Review of American Railroads as Investments by Salomon Frederik van Oss

Wandering through the library stacks today, I picked up a fascinating volume from 1892: American Railroads as Investments by Salomon Frederik van Oss.

As you know, I am fascinated by the history of railroad financing. The 1876 railroad bond repudiation happened when a substantial fraction of state guaranteed railroad bond proceeds were stolen and split between bond underwriters, construction companies, and Republican state legislators. When the Democrats subsequently took control of the legislature, they told the bondholders to pound sand because the losses were due to a corrupt graft scheme, which is perfectly fair under a theory of odious debt.

The book supports my theory about the graft in railroad projects:

"In the early days of railroading it was not unusual for railroad companies to enter into contracts with construction companies which built the lines at excessive cost,"
and the construction companies were often owned or run by executives of the railroad company. As Van Oss observes,
"By 1870 nearly 130,000 miles of track had been laid [in the U.S.]. No trifling proportion of this mileage was superfluous and built less because it was wanted than because to numerous unprincipled persons the building of a railway afforded opportunities of amassing wealth at the expense of those who provided the money."
There was an amazing amount of corruption associated with railroads. Van Oss claims that the successful Chicago meatpackers "owe[d] their greatness to their still in 'working' railroad managers." Railroads, in turn, used free passes to bribe judges, police, legislators, and reporters.

Being connected to a rail line was a life or death matter for small towns, and railroads used this to extort municipal guarantees on the construction of their lines.
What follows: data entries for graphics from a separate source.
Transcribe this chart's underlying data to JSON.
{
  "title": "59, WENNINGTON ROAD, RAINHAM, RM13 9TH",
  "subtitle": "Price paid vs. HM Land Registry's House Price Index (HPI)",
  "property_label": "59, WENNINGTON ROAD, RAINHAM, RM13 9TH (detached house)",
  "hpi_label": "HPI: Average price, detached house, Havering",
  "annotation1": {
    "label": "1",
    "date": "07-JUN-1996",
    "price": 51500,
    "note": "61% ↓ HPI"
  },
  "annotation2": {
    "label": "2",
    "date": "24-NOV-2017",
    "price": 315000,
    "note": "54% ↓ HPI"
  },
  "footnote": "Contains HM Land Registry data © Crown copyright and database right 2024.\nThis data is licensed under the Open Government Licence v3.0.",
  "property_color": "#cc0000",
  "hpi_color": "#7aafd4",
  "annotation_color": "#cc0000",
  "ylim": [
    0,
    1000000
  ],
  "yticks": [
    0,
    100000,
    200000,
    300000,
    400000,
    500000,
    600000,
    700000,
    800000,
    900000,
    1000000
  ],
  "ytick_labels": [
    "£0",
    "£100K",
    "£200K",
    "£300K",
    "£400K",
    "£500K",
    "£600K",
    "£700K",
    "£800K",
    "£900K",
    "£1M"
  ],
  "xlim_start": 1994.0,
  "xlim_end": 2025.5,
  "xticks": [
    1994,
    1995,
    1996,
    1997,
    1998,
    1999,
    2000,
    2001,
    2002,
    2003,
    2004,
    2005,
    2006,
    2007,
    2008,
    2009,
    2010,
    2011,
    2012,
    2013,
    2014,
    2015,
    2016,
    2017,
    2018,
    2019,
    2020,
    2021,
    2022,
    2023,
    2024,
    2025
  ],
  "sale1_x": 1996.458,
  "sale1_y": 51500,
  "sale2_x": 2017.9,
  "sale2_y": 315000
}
Henry George said that "a railroad company approaches a small town as a highwayman a victim." Remember that railroads were building on grants of public land, so don't get all Dagny Taggart here.

Final observation: cheaper railroad transportation (meaning lower rates for shipping grain) raised the value of western land but at the cost of land values in the east, as far away as England.

3/5

2 comments:

PD said...

Odious Debt = very interesting concept.

CP said...

It's a great theory that gives lenders an incentive to pay more attention to their sovereign loans.

"The lenders have committed a hostile act against the people, they cannot expect a nation which has freed itself of a despotic regime to assume these odious debts, which are the personal debts of the ruler."

I think we will be entering a period, worldwide, where this concept becomes important.